Baintan Abdullah,  BOD of MWAGG proposed that: There shall be created in the Bangsamoro Ministerial Government a line agency for women, not only a commission as in the Regional Commission on Bangsamoro women; not as an office like the office on Southern Cultural Communities but an agency to be called as “Ministry on Women Affairs”. Because of the following grounds;

a.) Al-Hadith – “women are half of the Society”

b.) Based on the teaching of Islam, women are prohibited to mingle with men.

c.) To justify that the Bangsamoro government is not oppressing the women and not restricting the freedom of women, an issue always raised by the enemies of Islam.

d.) To cater/answer the basic rights of Muslim women (adhere to the Qur’an and Hadith); the settlers (Adhere to RA 9262, Magna Carta of Women and CEDAW); and IP Women (to adhere to IPRA LAW).

BTC Chairman Jaafar thanked the proponent for the proposal and requested her to put them into writing and submit it ASAP. But if the suggestion is against the teaching of Qur’an then we will not accept it.

Comm. Melanio Ulama cited the Article VII, Sec. 4 wherein the women have their reserved seats in the parliament. I am proud to say that the Bangsamoro Government has strong teeth.

Charima Mentoc of INFo-Youth asked, “Is there a chance to have the dialogue-consultation with the youth sectors? We are very much concern regarding the awareness of youth on the Peace process because the youth now are the target of radicalism and very much affected by the social media. Therefore, we are looking for an avenue to participate in the peace process and we are very much eager to talk to you and other MILF leaders.”

Chairman Jaafar answered that radicalism being faced by the youth must undergone comprehensive study on Reading and Understanding Qur’an because in one day dialogue it will only give little impact to them. He cited as sample a program of the UMYO wherein the young professional studied the Qur’an within the period of 6 months, and if organization can replicate this, it is very much helpful, he said.
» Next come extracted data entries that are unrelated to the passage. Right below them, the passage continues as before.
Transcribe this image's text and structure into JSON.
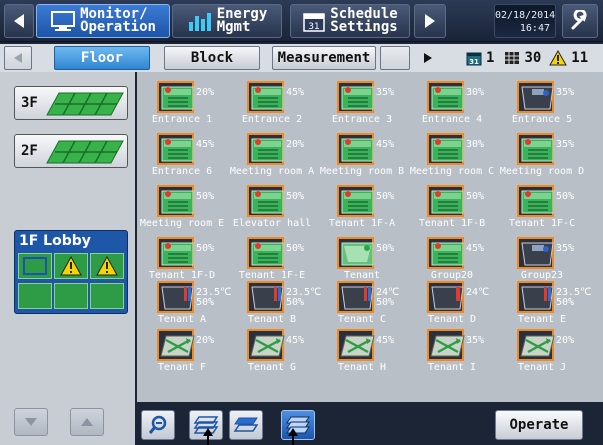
{
  "header": {
    "monitor_label": "Monitor/\nOperation",
    "energy_label": "Energy\nMgmt",
    "schedule_label": "Schedule\nSettings",
    "date": "02/18/2014",
    "time": "16:47"
  },
  "tabs": {
    "floor": "Floor",
    "block": "Block",
    "measurement": "Measurement"
  },
  "counts": {
    "schedule_count": "1",
    "grid_count": "30",
    "warning_count": "11"
  },
  "floors": [
    {
      "label": "3F"
    },
    {
      "label": "2F"
    },
    {
      "label": "1F Lobby"
    }
  ],
  "units": [
    {
      "name": "Entrance 1",
      "value": "20%",
      "icon": "fan-coil-icon"
    },
    {
      "name": "Entrance 2",
      "value": "45%",
      "icon": "fan-coil-icon"
    },
    {
      "name": "Entrance 3",
      "value": "35%",
      "icon": "fan-coil-icon"
    },
    {
      "name": "Entrance 4",
      "value": "30%",
      "icon": "fan-coil-icon"
    },
    {
      "name": "Entrance 5",
      "value": "35%",
      "icon": "air-cleaner-icon"
    },
    {
      "name": "Entrance 6",
      "value": "45%",
      "icon": "fan-coil-icon"
    },
    {
      "name": "Meeting room A",
      "value": "20%",
      "icon": "fan-coil-icon"
    },
    {
      "name": "Meeting room B",
      "value": "45%",
      "icon": "fan-coil-icon"
    },
    {
      "name": "Meeting room C",
      "value": "30%",
      "icon": "fan-coil-icon"
    },
    {
      "name": "Meeting room D",
      "value": "35%",
      "icon": "fan-coil-icon"
    },
    {
      "name": "Meeting room E",
      "value": "50%",
      "icon": "fan-coil-icon"
    },
    {
      "name": "Elevator hall",
      "value": "50%",
      "icon": "fan-coil-icon"
    },
    {
      "name": "Tenant 1F-A",
      "value": "50%",
      "icon": "fan-coil-icon"
    },
    {
      "name": "Tenant 1F-B",
      "value": "50%",
      "icon": "fan-coil-icon"
    },
    {
      "name": "Tenant 1F-C",
      "value": "50%",
      "icon": "fan-coil-icon"
    },
    {
      "name": "Tenant 1F-D",
      "value": "50%",
      "icon": "fan-coil-icon"
    },
    {
      "name": "Tenant 1F-E",
      "value": "50%",
      "icon": "fan-coil-icon"
    },
    {
      "name": "Tenant",
      "value": "50%",
      "icon": "humidifier-icon"
    },
    {
      "name": "Group20",
      "value": "45%",
      "icon": "fan-coil-icon"
    },
    {
      "name": "Group23",
      "value": "35%",
      "icon": "air-cleaner-icon"
    },
    {
      "name": "Tenant A",
      "value": "23.5℃\n50%",
      "icon": "thermo-hygro-icon"
    },
    {
      "name": "Tenant B",
      "value": "23.5℃\n50%",
      "icon": "thermo-hygro-icon"
    },
    {
      "name": "Tenant C",
      "value": "24℃\n50%",
      "icon": "thermo-hygro-icon"
    },
    {
      "name": "Tenant D",
      "value": "24℃",
      "icon": "thermometer-icon"
    },
    {
      "name": "Tenant E",
      "value": "23.5℃\n50%",
      "icon": "thermo-hygro-icon"
    },
    {
      "name": "Tenant F",
      "value": "20%",
      "icon": "ventilation-icon"
    },
    {
      "name": "Tenant G",
      "value": "45%",
      "icon": "ventilation-icon"
    },
    {
      "name": "Tenant H",
      "value": "45%",
      "icon": "ventilation-icon"
    },
    {
      "name": "Tenant I",
      "value": "35%",
      "icon": "ventilation-icon"
    },
    {
      "name": "Tenant J",
      "value": "20%",
      "icon": "ventilation-icon"
    }
  ],
  "footer": {
    "operate_label": "Operate"
  },
  "colors": {
    "accent_blue": "#2f86d2",
    "unit_border": "#f08a1e",
    "floor_green": "#2e9c47",
    "warning_yellow": "#f5d400"
  }
}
Comm. Solaiman responded that in Lanao, they are conducting a dialogue being facilitated by the Coalition of Moro Youth Organization. She asked the youth to communicate with her if they wanted to conduct the dialogue, then, the CMYO can assist and help them.

Fatima S. Balabaran  of Barangay Balabaran, Cotabato City  asked, “since the Philippine Justice System is very slow in trying cases, is there any provision that will transfer the case filed with the Regional Trial Court to the Bangsamoro Trial Court?

Comm. Solaiman replied that one of the doctrines of the Philippine Constitution is,  if a case lodge in the regular trial court, you cannot transfer it to other trial courts, “and therefore, we must respect that law” she said.